Podcast: Kurtis Williams

In an interview, excerpts of which are available as Episode 400 of the Roughly Speaking podcast, Williams expressed regret for the killing and the “nonsense” that led to it. “If I had made a better choice, it wouldn’t have happened,” he says.

Williams speaks of his time in prison and his decision, made while he was isolated from other inmates, to change the direction of his life. That and other factors apparently impressed the Maryland Parole Commission, which granted his release. (No relatives of Williams’ victims came forward to voice opposition to his parole.)

Thousands of felons like Williams earn parole or finish their sentences every year in the United States.

Never going back to prison — no longer posing a danger to others, no longer being a burden to the state — depends on several things: The inmate being emotionally mature and psychologically ready for release, having a good re-entry plan, having skills to offer an employer, and connecting with local businesses willing to give a guy a chance.

But perhaps foremost among all factors is the nature of the crimes on an ex-offender’s record. Assuming they are not prohibited by corporate policy from hiring someone with a record, employers are most forgiving of the lesser offenses, such as drug-related or property crimes. They take a harder line on anything involving violence.

It’s understandable. No one wants to be sued for negligence in hiring someone who proves untrustworthy or dangerous to co-workers or customers.

So, for the ex-offender, re-entry is challenging, more so when the record shows murder.


But here comes Kurtis Williams, asking for a second chance and presenting a hard reality.

“It’s a Baltimore thing,” he says, when I asked him what he thought the headline on this column should be.

He means that, going back decades, Baltimore has produced a lot of convicted murderers. Many were sentenced to life in prison and will not emerge, if ever, until middle age or older. But many others, like Williams, have received sentences of 25 to 50 years. They eventually earn parole. They come home. They go looking for work.

“As callous as this sounds,” Williams says, “this is Baltimore City, and I’m not the first, and I’m not going to be the last, person that might have a murder charge sitting in front of you. That’s unfortunate. But that’s just the reality of the city that we’re living in.”

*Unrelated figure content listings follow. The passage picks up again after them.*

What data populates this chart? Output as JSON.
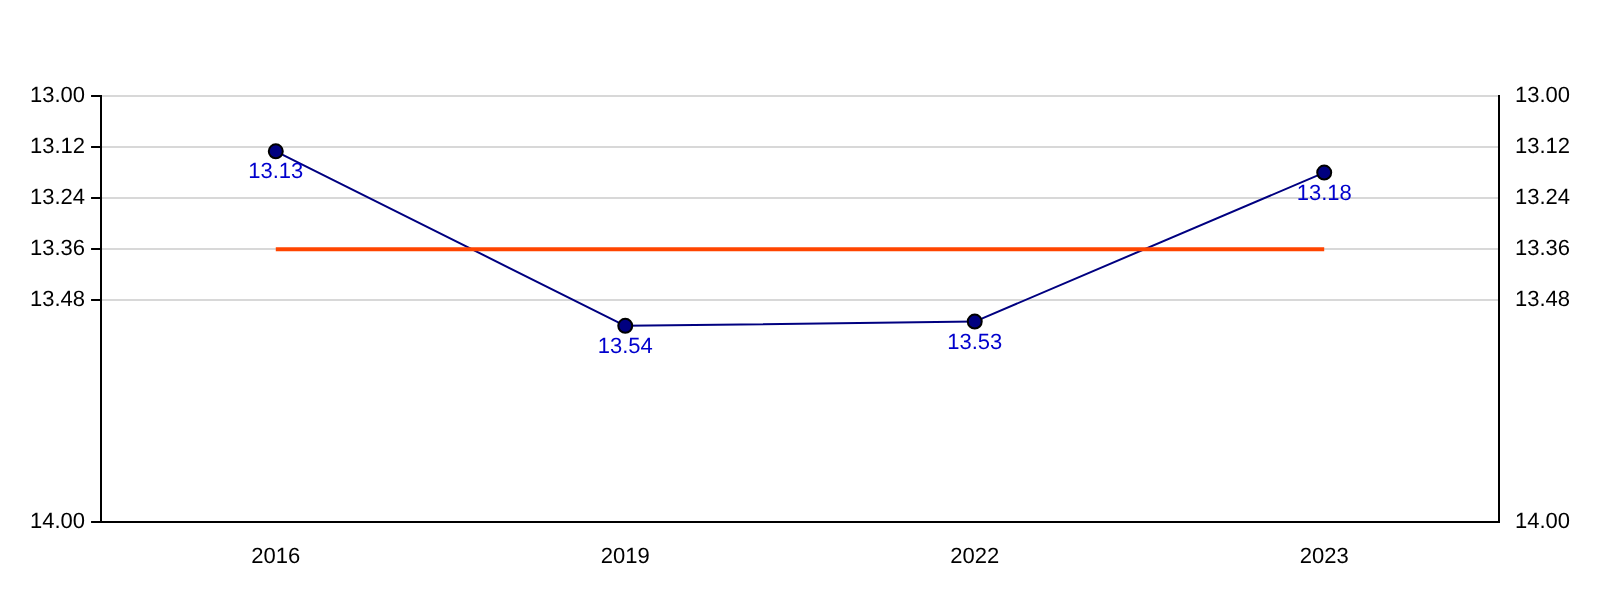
{
  "chart_data": {
    "type": "line",
    "categories": [
      "2016",
      "2019",
      "2022",
      "2023"
    ],
    "series": [
      {
        "color": "#000080",
        "values": [
          13.13,
          13.54,
          13.53,
          13.18
        ]
      }
    ],
    "ylim": [
      14.0,
      13.0
    ],
    "yticks": [
      {
        "value": 13.0,
        "label": "13.00"
      },
      13.12,
      13.24,
      13.36,
      13.48,
      {
        "value": 14.0,
        "label": "14.00"
      }
    ],
    "y2lim": [
      14.0,
      13.0
    ],
    "y2ticks": [
      {
        "value": 13.0,
        "label": "13.00"
      },
      13.12,
      13.24,
      13.36,
      13.48,
      {
        "value": 14.0,
        "label": "14.00"
      }
    ],
    "ref_lines": [
      {
        "axis": "y",
        "value": 13.36,
        "color": "#ff4500"
      }
    ],
    "grid": "y",
    "marker": "circle",
    "line_style": "solid",
    "data_labels": true,
    "legend": false
  }
}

While in prison, he developed an interest in money and finance and read books on the subject. His plan is to take business courses at a local college and launch a career in finance. He’s eager to get started, but knows getting there will require determination, patience, and a prospective employer willing to give him an opportunity.

“I would try to let them see the change, let them see who I am now,” he says. “It happened 17 years ago. I can’t change it. I regret that situation. It’s a person’s life we’re talking about. . . .


“I got to survive out here, I got to take care of myself. I don’t want to be out here on the corners, I don’t want to be trying to rob people and create more victims. I’m just trying to right my wrong and move on with my life.”